Where It All Goes Down
The two settings the speaker uses (the sea and the Titanic) are welded into one aquatic world in "The Convergence of the Twain." At first we're just checking out the solitude of the sea and the ship that's couched at the bottom. But then the speaker gets more specific and takes us way down to the bottom where all of the ship's useless things "lie lightless." So it's as if we get two settings in one. First the speaker gives us the big picture, then he zooms into the smaller details. It's kind of similar to what we'd see in a movie, The Lord of the Rings, for example. In the beginning we see some pretty landscapes, and then the director brings us into the Shire with tiny hobbits.
At the same time we're aware of an overarching "Immanent Will" that's driving everything together. For a moment we're traveling back in time to when the Titanic was being built under the influence of this immanent force and then we're reminded of its "later history." So even the time period moves back and forth, kind of like the ocean tide.

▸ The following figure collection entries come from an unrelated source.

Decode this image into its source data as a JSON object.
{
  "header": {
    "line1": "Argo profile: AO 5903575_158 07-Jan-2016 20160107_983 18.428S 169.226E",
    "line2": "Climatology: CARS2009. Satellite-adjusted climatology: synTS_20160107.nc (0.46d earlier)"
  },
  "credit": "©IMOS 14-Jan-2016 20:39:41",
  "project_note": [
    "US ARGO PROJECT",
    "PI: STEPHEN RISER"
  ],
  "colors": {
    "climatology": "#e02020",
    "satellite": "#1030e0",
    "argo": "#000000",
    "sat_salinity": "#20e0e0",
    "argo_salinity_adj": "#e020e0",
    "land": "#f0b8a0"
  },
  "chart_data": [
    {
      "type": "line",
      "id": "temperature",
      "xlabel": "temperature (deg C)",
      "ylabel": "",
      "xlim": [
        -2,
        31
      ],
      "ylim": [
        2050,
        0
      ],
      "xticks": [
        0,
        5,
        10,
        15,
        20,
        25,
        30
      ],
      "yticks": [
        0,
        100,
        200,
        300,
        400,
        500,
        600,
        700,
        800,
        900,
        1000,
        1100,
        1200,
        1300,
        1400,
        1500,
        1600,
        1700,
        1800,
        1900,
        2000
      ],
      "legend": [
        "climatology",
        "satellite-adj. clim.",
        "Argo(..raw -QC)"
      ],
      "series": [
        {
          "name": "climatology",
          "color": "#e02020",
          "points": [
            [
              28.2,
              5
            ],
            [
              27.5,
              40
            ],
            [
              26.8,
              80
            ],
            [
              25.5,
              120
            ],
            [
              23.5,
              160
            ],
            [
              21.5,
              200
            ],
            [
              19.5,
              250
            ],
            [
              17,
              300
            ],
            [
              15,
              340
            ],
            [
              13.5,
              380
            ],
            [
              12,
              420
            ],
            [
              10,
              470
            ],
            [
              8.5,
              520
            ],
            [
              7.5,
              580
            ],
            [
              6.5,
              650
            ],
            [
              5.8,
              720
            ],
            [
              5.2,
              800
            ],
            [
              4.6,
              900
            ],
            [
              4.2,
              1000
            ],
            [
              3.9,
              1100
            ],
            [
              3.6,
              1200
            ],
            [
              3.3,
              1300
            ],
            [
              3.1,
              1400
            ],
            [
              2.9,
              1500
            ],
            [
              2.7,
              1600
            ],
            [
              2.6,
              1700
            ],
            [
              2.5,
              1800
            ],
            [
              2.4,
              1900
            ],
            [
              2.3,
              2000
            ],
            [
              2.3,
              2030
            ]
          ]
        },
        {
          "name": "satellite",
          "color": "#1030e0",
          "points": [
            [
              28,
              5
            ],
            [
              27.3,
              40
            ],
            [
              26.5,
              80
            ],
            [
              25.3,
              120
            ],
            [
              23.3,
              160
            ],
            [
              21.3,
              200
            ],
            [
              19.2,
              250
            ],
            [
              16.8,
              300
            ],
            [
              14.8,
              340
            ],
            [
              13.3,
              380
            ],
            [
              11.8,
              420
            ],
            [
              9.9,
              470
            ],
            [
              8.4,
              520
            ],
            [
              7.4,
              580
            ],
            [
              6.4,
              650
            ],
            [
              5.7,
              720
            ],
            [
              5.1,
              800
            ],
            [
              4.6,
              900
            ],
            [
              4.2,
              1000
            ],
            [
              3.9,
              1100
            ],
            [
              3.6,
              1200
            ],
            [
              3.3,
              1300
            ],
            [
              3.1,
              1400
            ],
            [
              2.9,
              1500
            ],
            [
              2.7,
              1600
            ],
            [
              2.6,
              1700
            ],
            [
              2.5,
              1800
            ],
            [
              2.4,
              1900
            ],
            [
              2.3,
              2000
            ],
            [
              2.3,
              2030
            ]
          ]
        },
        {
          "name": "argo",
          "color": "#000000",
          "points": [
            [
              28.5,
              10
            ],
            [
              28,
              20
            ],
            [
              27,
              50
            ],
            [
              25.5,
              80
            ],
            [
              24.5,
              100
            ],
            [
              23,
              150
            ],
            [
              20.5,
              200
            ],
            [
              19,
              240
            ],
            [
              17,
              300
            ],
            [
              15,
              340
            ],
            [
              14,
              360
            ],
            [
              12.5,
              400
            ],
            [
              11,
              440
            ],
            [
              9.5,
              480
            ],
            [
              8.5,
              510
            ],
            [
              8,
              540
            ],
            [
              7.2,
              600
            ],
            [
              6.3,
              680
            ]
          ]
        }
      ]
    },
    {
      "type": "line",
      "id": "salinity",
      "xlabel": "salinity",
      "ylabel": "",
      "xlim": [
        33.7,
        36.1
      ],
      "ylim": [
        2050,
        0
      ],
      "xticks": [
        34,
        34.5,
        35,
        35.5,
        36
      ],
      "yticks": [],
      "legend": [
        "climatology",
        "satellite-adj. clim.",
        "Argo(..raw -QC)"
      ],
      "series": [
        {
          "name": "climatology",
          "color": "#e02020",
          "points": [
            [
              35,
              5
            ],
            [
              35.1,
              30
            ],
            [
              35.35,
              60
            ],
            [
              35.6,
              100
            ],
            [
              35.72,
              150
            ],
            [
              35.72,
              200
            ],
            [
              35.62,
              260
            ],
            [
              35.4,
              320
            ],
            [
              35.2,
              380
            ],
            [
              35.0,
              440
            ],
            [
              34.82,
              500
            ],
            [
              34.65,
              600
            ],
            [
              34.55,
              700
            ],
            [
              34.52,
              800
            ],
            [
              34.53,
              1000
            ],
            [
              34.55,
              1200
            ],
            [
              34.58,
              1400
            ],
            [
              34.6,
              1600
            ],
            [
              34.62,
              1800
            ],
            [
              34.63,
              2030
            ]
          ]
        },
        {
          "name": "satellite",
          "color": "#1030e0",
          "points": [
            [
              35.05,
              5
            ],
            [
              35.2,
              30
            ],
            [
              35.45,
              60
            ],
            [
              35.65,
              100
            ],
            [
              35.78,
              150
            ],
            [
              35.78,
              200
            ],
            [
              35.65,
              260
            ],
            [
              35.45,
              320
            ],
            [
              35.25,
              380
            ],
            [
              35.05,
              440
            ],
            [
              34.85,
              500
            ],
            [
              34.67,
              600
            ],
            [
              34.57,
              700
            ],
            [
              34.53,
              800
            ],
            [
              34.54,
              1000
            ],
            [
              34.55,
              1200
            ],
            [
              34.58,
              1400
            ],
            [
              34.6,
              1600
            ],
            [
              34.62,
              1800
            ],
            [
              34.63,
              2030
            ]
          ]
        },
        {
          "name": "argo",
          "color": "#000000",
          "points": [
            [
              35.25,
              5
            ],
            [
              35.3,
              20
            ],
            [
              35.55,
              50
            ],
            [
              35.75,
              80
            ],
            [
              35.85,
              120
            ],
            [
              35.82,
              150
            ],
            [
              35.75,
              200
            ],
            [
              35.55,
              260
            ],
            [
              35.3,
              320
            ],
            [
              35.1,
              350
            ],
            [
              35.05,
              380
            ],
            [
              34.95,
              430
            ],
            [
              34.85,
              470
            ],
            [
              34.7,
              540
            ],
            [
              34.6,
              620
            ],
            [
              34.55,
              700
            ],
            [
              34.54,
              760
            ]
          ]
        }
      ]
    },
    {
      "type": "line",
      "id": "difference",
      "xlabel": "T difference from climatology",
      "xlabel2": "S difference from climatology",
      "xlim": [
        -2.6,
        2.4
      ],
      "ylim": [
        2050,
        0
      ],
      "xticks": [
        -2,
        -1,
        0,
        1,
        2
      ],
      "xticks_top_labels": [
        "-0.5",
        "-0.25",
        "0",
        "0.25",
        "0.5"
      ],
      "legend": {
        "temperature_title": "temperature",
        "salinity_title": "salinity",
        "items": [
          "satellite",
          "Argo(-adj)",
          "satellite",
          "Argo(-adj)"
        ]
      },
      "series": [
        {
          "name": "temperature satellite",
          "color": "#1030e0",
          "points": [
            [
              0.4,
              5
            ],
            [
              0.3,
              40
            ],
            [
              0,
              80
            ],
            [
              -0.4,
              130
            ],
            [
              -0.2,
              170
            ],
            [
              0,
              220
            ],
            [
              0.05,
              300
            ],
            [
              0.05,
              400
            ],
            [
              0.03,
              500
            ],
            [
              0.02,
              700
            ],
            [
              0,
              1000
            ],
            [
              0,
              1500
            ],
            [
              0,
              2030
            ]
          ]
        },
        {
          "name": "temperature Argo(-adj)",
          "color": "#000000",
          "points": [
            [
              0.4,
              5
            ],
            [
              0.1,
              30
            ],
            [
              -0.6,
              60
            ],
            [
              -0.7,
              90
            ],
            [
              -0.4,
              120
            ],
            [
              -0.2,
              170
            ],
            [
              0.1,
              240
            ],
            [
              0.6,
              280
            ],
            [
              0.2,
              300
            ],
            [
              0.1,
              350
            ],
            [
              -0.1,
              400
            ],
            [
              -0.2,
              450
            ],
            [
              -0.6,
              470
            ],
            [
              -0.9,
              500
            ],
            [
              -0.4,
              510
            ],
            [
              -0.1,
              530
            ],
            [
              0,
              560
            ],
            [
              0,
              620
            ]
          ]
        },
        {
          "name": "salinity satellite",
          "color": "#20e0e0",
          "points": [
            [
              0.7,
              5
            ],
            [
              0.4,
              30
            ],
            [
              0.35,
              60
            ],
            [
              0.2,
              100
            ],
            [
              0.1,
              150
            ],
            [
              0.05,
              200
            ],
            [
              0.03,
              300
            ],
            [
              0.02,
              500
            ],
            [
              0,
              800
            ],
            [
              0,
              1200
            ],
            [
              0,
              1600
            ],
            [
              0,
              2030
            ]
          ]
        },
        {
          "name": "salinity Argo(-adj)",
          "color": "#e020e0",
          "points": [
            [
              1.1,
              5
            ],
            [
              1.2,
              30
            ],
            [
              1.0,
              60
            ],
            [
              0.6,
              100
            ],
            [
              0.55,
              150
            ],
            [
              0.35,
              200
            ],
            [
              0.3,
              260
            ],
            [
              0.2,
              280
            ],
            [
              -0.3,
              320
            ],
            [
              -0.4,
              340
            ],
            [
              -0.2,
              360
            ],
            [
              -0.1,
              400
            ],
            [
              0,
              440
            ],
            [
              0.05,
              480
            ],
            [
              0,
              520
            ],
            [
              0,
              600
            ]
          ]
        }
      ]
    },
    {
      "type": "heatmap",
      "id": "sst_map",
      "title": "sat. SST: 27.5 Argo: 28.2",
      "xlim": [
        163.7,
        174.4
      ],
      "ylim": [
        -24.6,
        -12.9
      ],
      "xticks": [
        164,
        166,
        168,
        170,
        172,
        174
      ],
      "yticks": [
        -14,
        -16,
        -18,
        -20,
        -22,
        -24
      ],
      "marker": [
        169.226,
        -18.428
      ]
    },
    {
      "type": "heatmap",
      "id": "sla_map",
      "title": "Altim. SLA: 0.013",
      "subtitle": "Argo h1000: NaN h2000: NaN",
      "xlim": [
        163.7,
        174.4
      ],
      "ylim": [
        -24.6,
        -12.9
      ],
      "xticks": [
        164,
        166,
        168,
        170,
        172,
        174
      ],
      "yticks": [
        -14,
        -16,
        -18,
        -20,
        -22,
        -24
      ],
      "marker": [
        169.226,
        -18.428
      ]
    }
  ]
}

But the biggest players in the poem's setting are definitely the sea and Titanic. And once the Titanic becomes part of the ocean world with curious fish that can't make sense of it, we might even find ourselves contemplating the setting of humanity's truer self. In other words, the sea becomes a kind of setting that symbolizes man's inner world that's far from his ego and pride. So our speaker does more with the surroundings of the poem than just setting a stage for us.